Elle s’était levée pour l’accueillir mais éprouva quelque peine à demeurer debout : elle sentait ses jambes faiblir sous elle :

— Je suis... condamnée ? murmura-t-elle.

— Hélas oui ! En dépit de tous mes efforts parce que je ne vous crois pas coupable. J’ai même réussi, hier soir, à voir la Reine pour lui demander de faire grâce. Elle devrait le pouvoir durant l’absence du Roi, mais elle n’a rien voulu entendre arguant que plus haut est le rang, plus grave est le crime. Puisque vous êtes sa filleule elle tient à faire un exemple...

— Quelle belle âme !... Et quand dois-je être exécutée ?

— Demain matin vous serez conduite en place de Grève pour y être décapitée par la main du bourreau...

Tout en parlant, il s’était déplacé afin d’occulter de sa longue personne le guichet de la porte derrière laquelle se trouvaient les soldats.

— En principe, murmura-t-il, vous devriez entendre l’arrêt à genoux mais ici c’est mon territoire et j’y agis à ma guise. Donc, asseyez-vous !

— Merci... Je dois donc mourir sous la hache ?

— Non. Par l’épée. En France, seule une arme noble peut toucher une tête noble et le bourreau est d’une extrême habileté : vous n’aurez pas le temps de souffrir... juste... d’avoir peur.

C’était un peu apaisant mais elle frissonna tout de même :

— J’ai ouï dire qu’avant d’être exécuté on devait subir...

Elle n’alla pas plus loin, mais Jean d’Aumont avait compris :

— La question préalable ? Vous n’y serez pas soumise, pas plus qu’à l’amende honorable devant Notre-Dame et en chemise ! J’ai au moins obtenu cette tolérance en démontrant à la Reine quel effet cela pourrait avoir sur le peuple – vous êtes si jeune et si belle ! – mais surtout sur le Roi quand il rentrera. Même s’il aimait beaucoup M. de Sarrance, il pourrait montrer quelque mécontentement.
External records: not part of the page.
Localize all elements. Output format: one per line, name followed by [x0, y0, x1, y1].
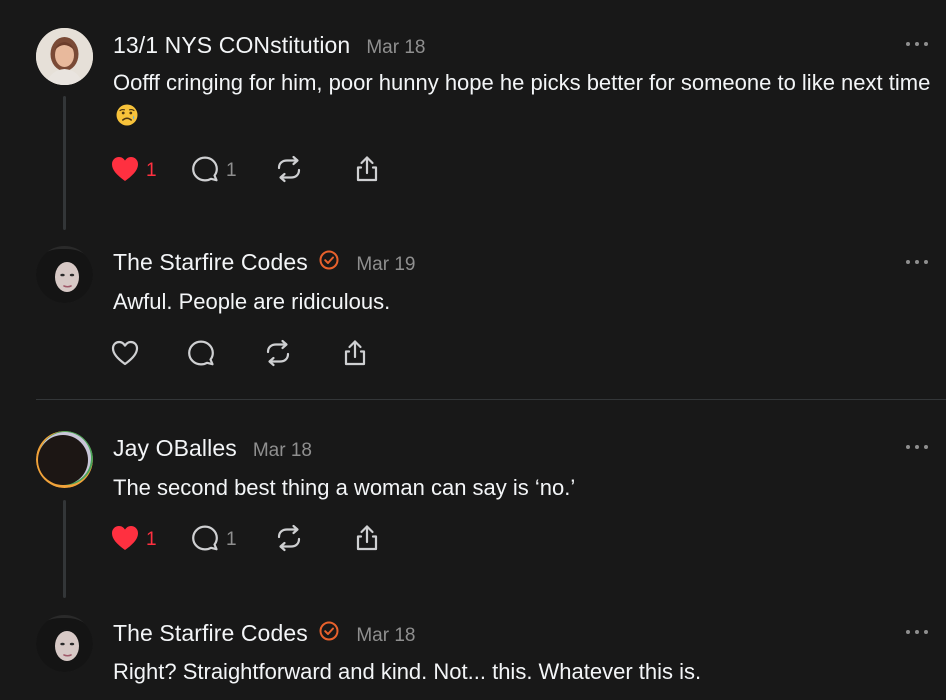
repost-icon [263, 338, 293, 373]
repost-icon [274, 154, 304, 189]
reply-button[interactable]: 1 [190, 154, 274, 189]
reply-button[interactable]: 1 [190, 523, 274, 558]
share-button[interactable] [352, 154, 382, 189]
post-text: Right? Straightforward and kind. Not... … [113, 659, 702, 684]
post-text: Awful. People are ridiculous. [113, 289, 391, 314]
post-header: The Starfire Codes Mar 19 [113, 249, 415, 277]
share-icon [352, 523, 382, 558]
post-actions [110, 339, 370, 371]
thread-reply: The Starfire Codes Mar 18 Right? Straigh… [0, 606, 946, 700]
thread-post: 13/1 NYS CONstitution Mar 18 Oofff cring… [0, 0, 946, 240]
post-header: 13/1 NYS CONstitution Mar 18 [113, 32, 425, 59]
thread-post: Jay OBalles Mar 18 The second best thing… [0, 400, 946, 606]
thread-reply: The Starfire Codes Mar 19 Awful. People … [0, 240, 946, 399]
post-text: Oofff cringing for him, poor hunny hope … [113, 66, 933, 136]
reply-count: 1 [226, 529, 237, 550]
repost-button[interactable] [274, 523, 352, 558]
heart-filled-icon [110, 524, 140, 557]
heart-outline-icon [110, 339, 140, 372]
share-icon [352, 154, 382, 189]
like-button[interactable]: 1 [110, 524, 190, 557]
heart-filled-icon [110, 155, 140, 188]
share-button[interactable] [340, 338, 370, 373]
author-name[interactable]: The Starfire Codes [113, 249, 340, 277]
like-count: 1 [146, 529, 157, 550]
author-name[interactable]: The Starfire Codes [113, 620, 340, 648]
reply-count: 1 [226, 160, 237, 181]
author-name-text: The Starfire Codes [113, 620, 308, 646]
like-button[interactable]: 1 [110, 155, 190, 188]
comment-icon [190, 154, 220, 189]
thread-line [63, 96, 66, 230]
author-name-text: The Starfire Codes [113, 249, 308, 275]
post-date[interactable]: Mar 18 [356, 625, 415, 647]
avatar[interactable] [36, 615, 93, 672]
more-options-button[interactable] [906, 41, 928, 47]
post-actions: 1 1 [110, 524, 382, 556]
share-icon [340, 338, 370, 373]
author-name[interactable]: 13/1 NYS CONstitution [113, 32, 350, 59]
post-text-content: Oofff cringing for him, poor hunny hope … [113, 70, 931, 95]
avatar[interactable] [36, 431, 93, 488]
repost-icon [274, 523, 304, 558]
sad-face-emoji [115, 103, 139, 136]
post-header: Jay OBalles Mar 18 [113, 435, 312, 462]
verified-badge-icon [318, 620, 340, 648]
avatar[interactable] [36, 246, 93, 303]
repost-button[interactable] [263, 338, 340, 373]
repost-button[interactable] [274, 154, 352, 189]
thread-line [63, 500, 66, 598]
reply-button[interactable] [186, 338, 263, 373]
post-date[interactable]: Mar 19 [356, 254, 415, 276]
share-button[interactable] [352, 523, 382, 558]
avatar[interactable] [36, 28, 93, 85]
post-date[interactable]: Mar 18 [366, 37, 425, 59]
more-options-button[interactable] [906, 444, 928, 450]
verified-badge-icon [318, 249, 340, 277]
post-date[interactable]: Mar 18 [253, 440, 312, 462]
post-actions: 1 1 [110, 155, 382, 187]
post-header: The Starfire Codes Mar 18 [113, 620, 415, 648]
like-count: 1 [146, 160, 157, 181]
post-text: The second best thing a woman can say is… [113, 475, 576, 500]
more-options-button[interactable] [906, 259, 928, 265]
more-options-button[interactable] [906, 629, 928, 635]
comment-icon [186, 338, 216, 373]
author-name[interactable]: Jay OBalles [113, 435, 237, 462]
comment-icon [190, 523, 220, 558]
like-button[interactable] [110, 339, 186, 372]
— Sait-on quand il doit rentrer ?

— Hélas non. C’est la raison pour laquelle l’on presse les choses. Croyez que je suis sincèrement navré !...

— Je vous remercie... mais tout à l’heure, vous avez dit que vous croyiez pas à ma culpabilité. Pourquoi ?

— Simplement parce que cela me paraît impossible venant de vous. Assommer un homme, oui, mais l’égorger ? Non !

— Le fils de... ma victime partage-t-il votre opinion ?

— Je l’ignore. Il n’est pas venu me voir... ni d’ailleurs Thomas de Courcy qui a autant dire découvert le corps avec moi et dont je connais bien le père. Mais celui-là a complètement disparu. Au point que je me demande s’il est encore vivant ! Lui vous aurait défendue avec acharnement.